As the holidays approach and garbage cans begin to overflow in the kitchen from festive meals, one Sequim business has been ahead of the curve with cutting back on its food waste year round.
Gabriel and Jessica Schuenemann, owners of Alder Wood Bistro, 139 W. Alder St., said they’ve been proactive in managing their business’ waste for 11-plus years.
“We’ve wanted to be able to live our values with the business and leave as little of an impact on the environment and minimize our footprint,” Jessica said.
The couple said they’ve taken little steps that have made a big difference since opening their seasonal, local foods restaurant in August 2006.
Gabriel said the kitchen features 5-gallon buckets so that scraps from plates can go into compost bins behind the business.
There, Alder Wood Bistro’s employees sort food waste into multiple 20-gallon buckets with all organic food waste sent to Nash’s Organic Produce, Gabriel said.
The Schuenemanns also sort cardboard, plastics and various recyclables for pickup too.
With the reduction in food waste and recyclables going to the landfill, Alder Wood Bistro uses only a 96-gallon garbage can.
By doing so, the Schuenemanns said they are saving at least $1,000 a year in garbage bills and diverting dozens of yards of waste per year.
“It can be cheaper,” Gabriel said. “You just have to create the system.”
The couple said they aren’t aware of any other local restaurants going to this length to reduce waste, but Gabriel said he spoke about his methods at a recent conference and heard some restaurateurs were interested.
Jessica hopes her business’ efforts can inspire others.
“It behooves the world to eliminate food waste going into the garbage because it’s a large contributor to greenhouse gases,” she said.
Separating food scraps from other waste has become more common in recent years across the globe and in the U.S. including the City of Seattle that requires businesses compost organic waste on site, take it away themselves, or pay for a service for pick-up.
The Schuenemanns said separating their scraps has become “second nature and easy to do.”
Although, when cooking fish in the hot summer it can be a struggle in the kitchen with the smells of the scraps, Gabriel said.

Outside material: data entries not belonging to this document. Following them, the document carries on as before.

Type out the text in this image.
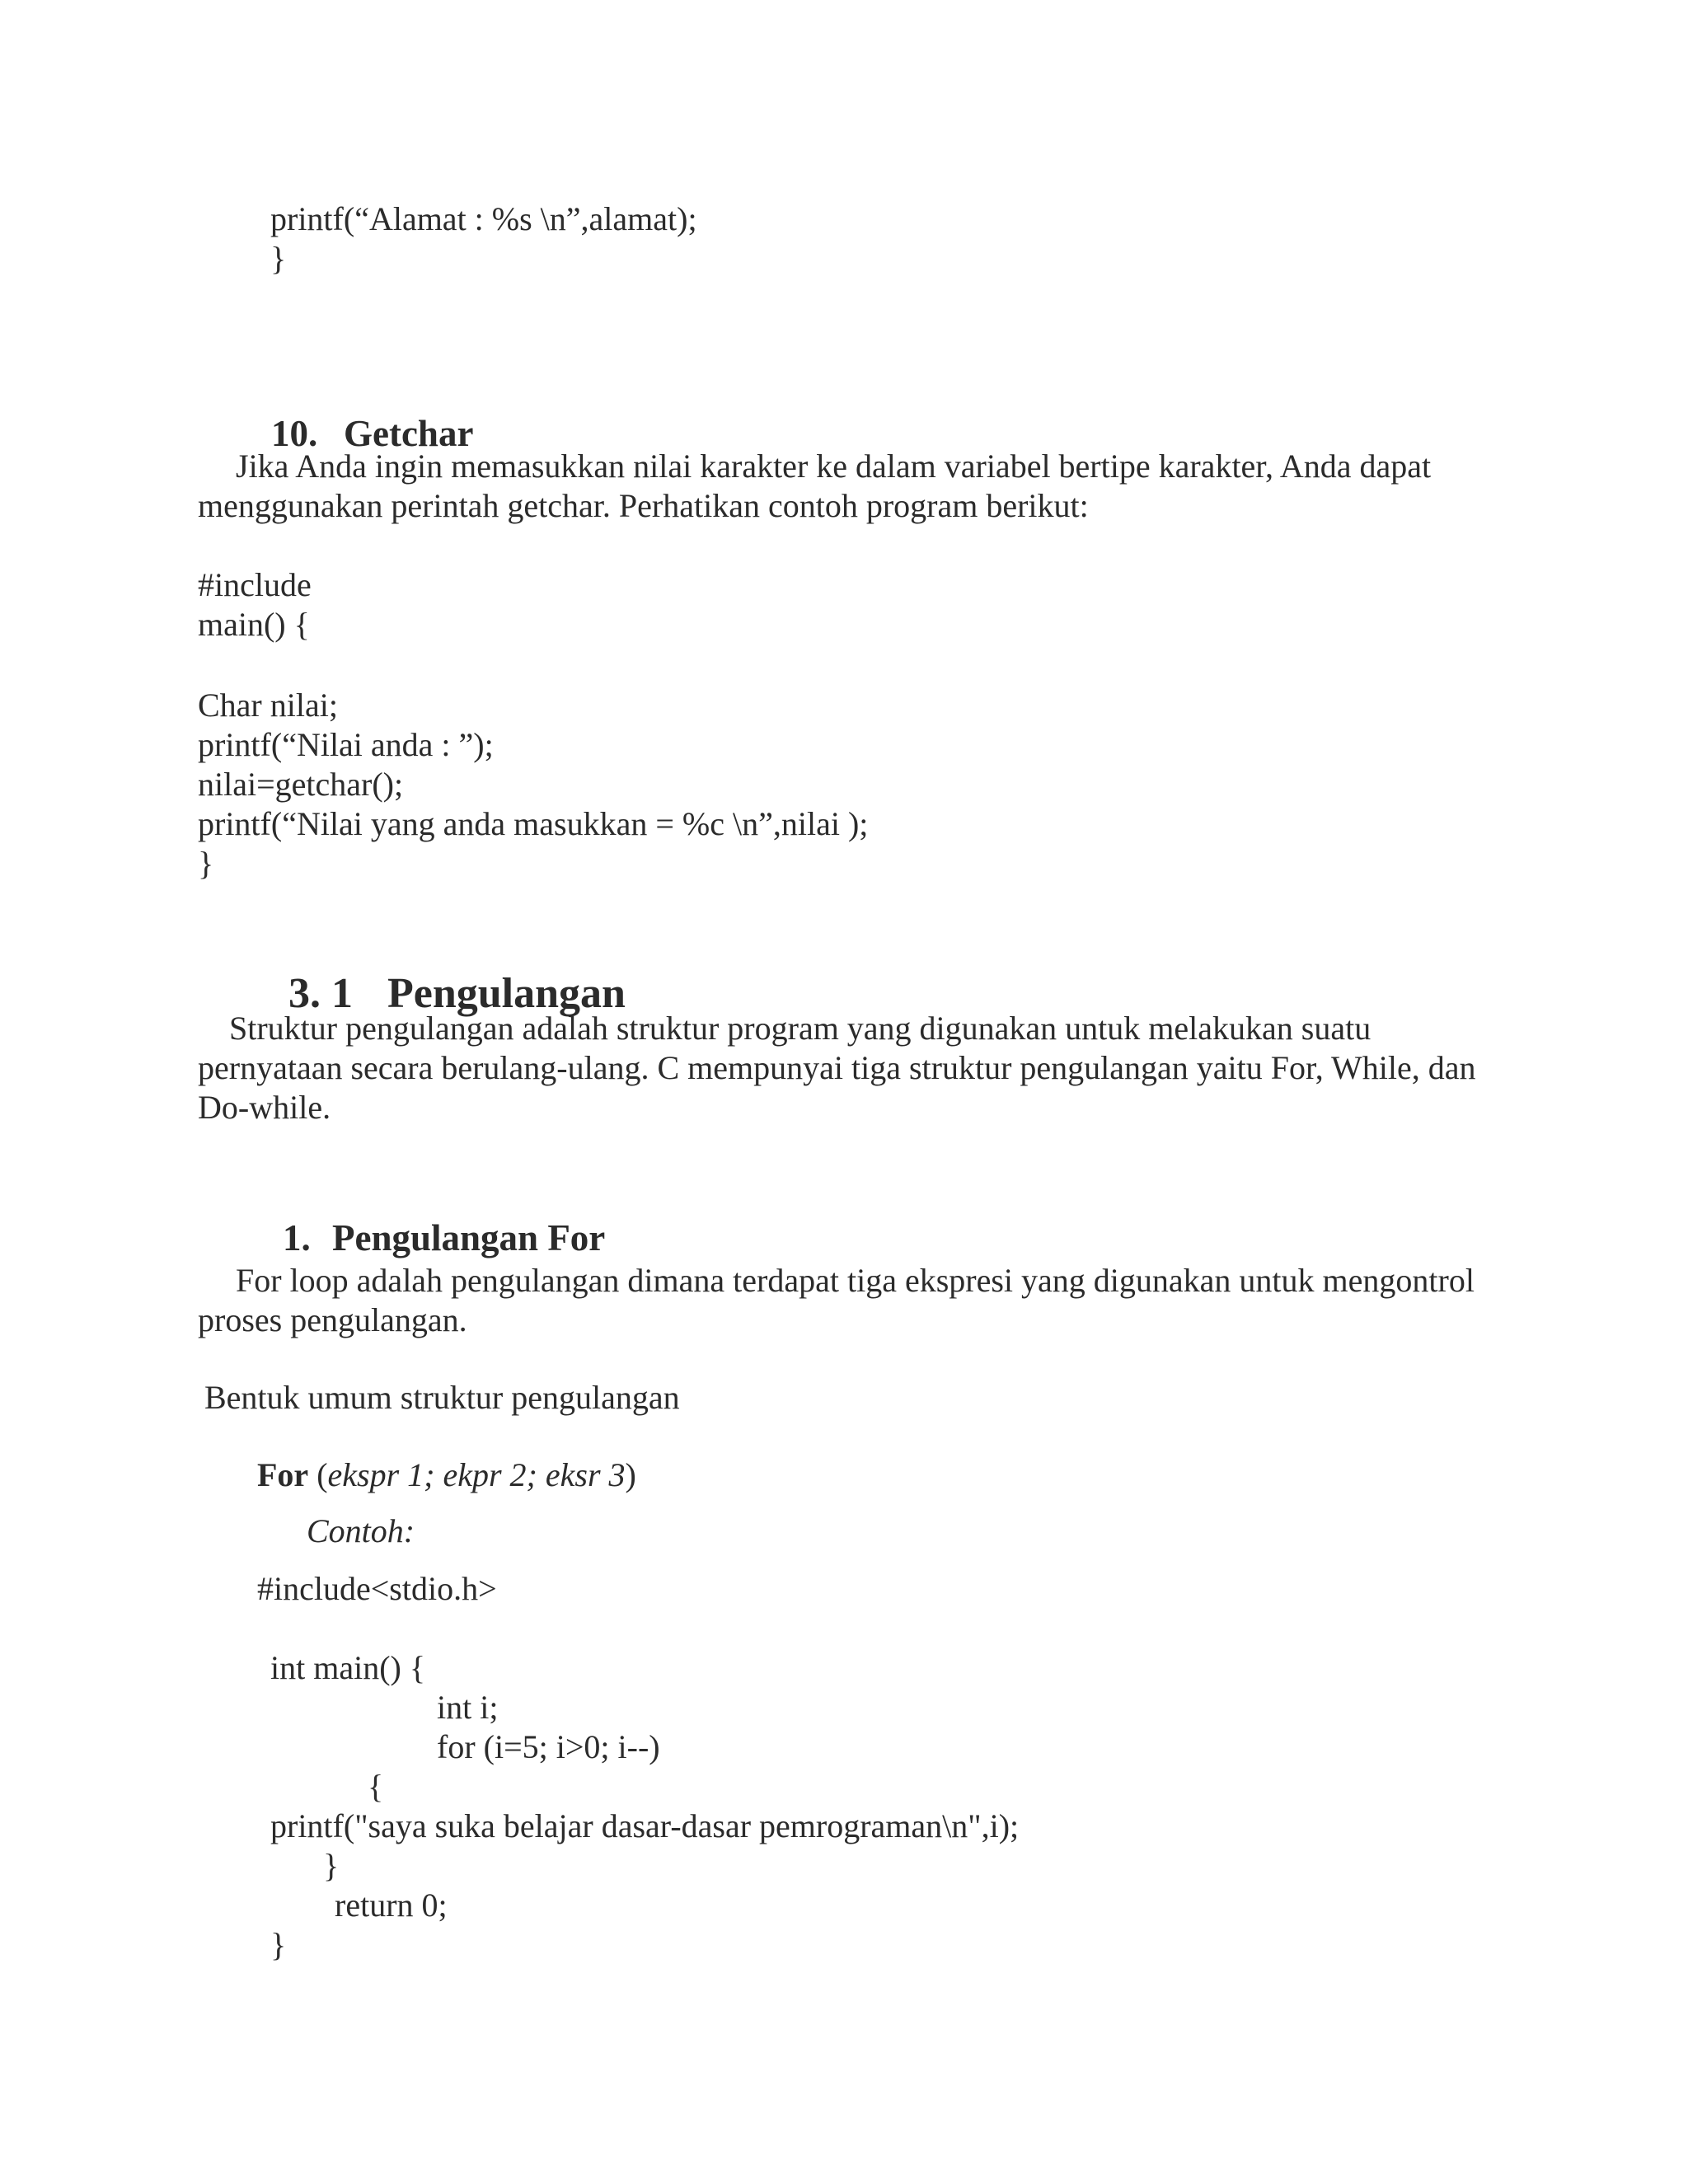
printf(“Alamat : %s \n”,alamat);

}

10. Getchar

Jika Anda ingin memasukkan nilai karakter ke dalam variabel bertipe karakter, Anda dapat

menggunakan perintah getchar. Perhatikan contoh program berikut:

#include

main() {

Char nilai;

printf(“Nilai anda : ”);

nilai=getchar();

printf(“Nilai yang anda masukkan = %c \n”,nilai );

}

3. 1 Pengulangan

Struktur pengulangan adalah struktur program yang digunakan untuk melakukan suatu

pernyataan secara berulang-ulang. C mempunyai tiga struktur pengulangan yaitu For, While, dan

Do-while.

1. Pengulangan For

For loop adalah pengulangan dimana terdapat tiga ekspresi yang digunakan untuk mengontrol

proses pengulangan.

Bentuk umum struktur pengulangan

For (ekspr 1; ekpr 2; eksr 3)

Contoh:

#include<stdio.h>

int main() {

int i;

for (i=5; i>0; i--)

{

printf("saya suka belajar dasar-dasar pemrograman\n",i);

}

return 0;

}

“We just make sure the lids are on tight,” he said.
More about Alder Wood
One of the central goals of Alder Wood Bistro, the Schuenemanns said, is partnering with local farms.
The couple said they spend hours on the phone each week looking for ways to purchase goods such as mushrooms, pears, quinces, and huckleberries from Clallam and Jefferson County farmers.
By their estimation, they’ve spent about $1 million in the local economy over 11 years in business.
Gabriel said about 80 percent of the food they serve is organic with their cooking oils not including any GMOs, their beef all grass-fed and local, their hogs from Nash’s, which they butcher themselves, and their fish is all local coho or cod.
Another centerpiece of many of their popular dishes such as pizza is that it’s baked in a wood fired oven, which Gabriel said is purposeful because wood is a renewable resource.
Alder Wood Bistro is open 4:30-8:30 p.m. Wednesdays for a special wood-fired dinner night, and 11:30 a.m.-2:30 p.m. and 4:30-8:30 p.m. Thursdays-Saturdays for lunch and dinner.
The business closes annually for one month in January for vacation and repairs/painting. The business will close on Nov. 22 and 23 for Thanksgiving and reopen Nov. 24 and 25.